Sue Calder, the vice chair of Evanston’s Housing and Homelessness Commission, said this winter has been extremely challenging for the homeless. Non-governmental organizations provide most of the resources available to homeless residents in the winter, Calder said.

Evanston has opened overnight warming shelters several times in 2014, Murphy said. The city has used Robert Crown Community Center, 1701 Main St., as a warming center during extreme cold temperatures. The center is underutilized among guests, however, because it is not centrally located, Murphy said. When more than 25 people come to Interfaith’s shelter, the city pays for cabs to transport the additional guests to Robert Crown when the center operates as a shelter, Murphy added. Interfaith and Evanston are currently discussing ways to care for Evanston’s homeless during future cold temperatures.
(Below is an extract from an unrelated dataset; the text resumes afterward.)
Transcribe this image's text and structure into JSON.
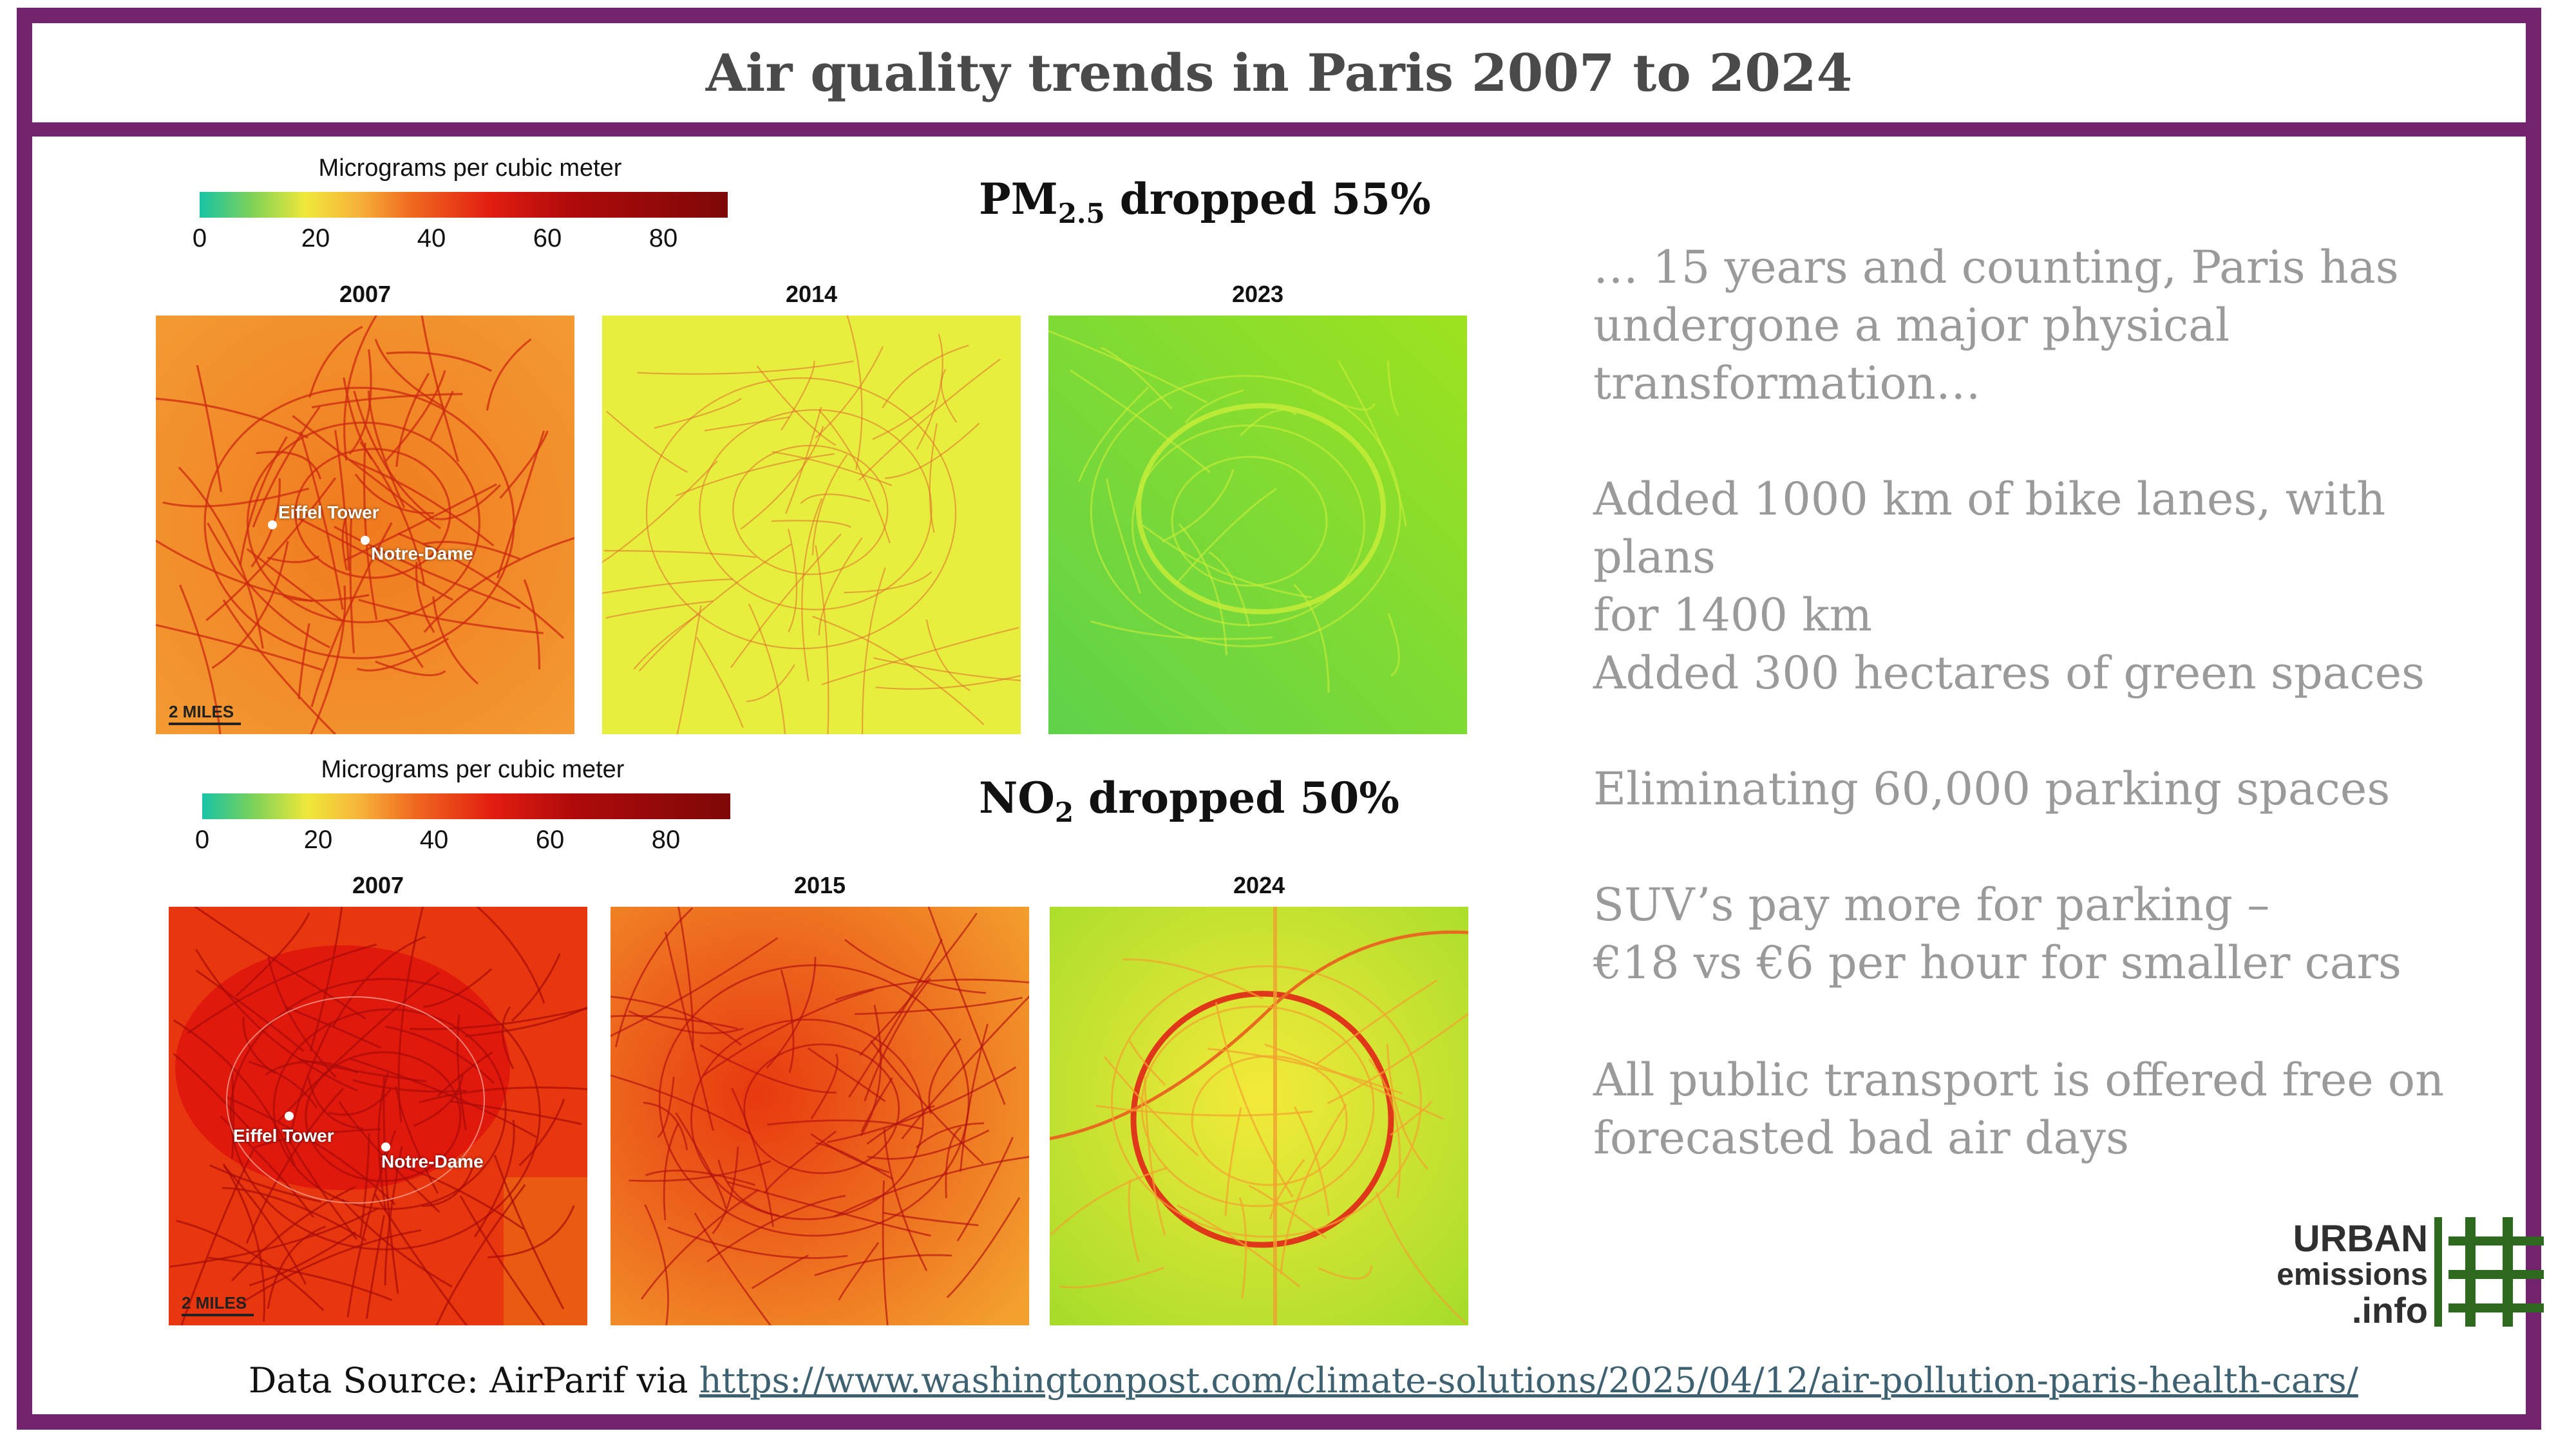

The cold weather has also had serious health implications for homeless residents. Murphy said she knew at least two men who regularly go to Interfaith’s overnight shelter who have been hospitalized due to severe frostbite.

“I’ve never seen that kind of frostbite where it’s just blisters on their fingers,” she said.

Multiple men had suffered milder forms of frostbite, she said.

Because Evanston lacks a 24-hour shelter, homeless residents tend to drift from warming center to soup kitchen to public areas like the library to stay warm during the day. Calder said many ride public transportation to stay out of the cold.

Interfaith’s shelter provides only a temporary solution to Evanston’s cold winter, but Murphy said the service is important.

“We can’t solve the problem,” she said. “But it helps.”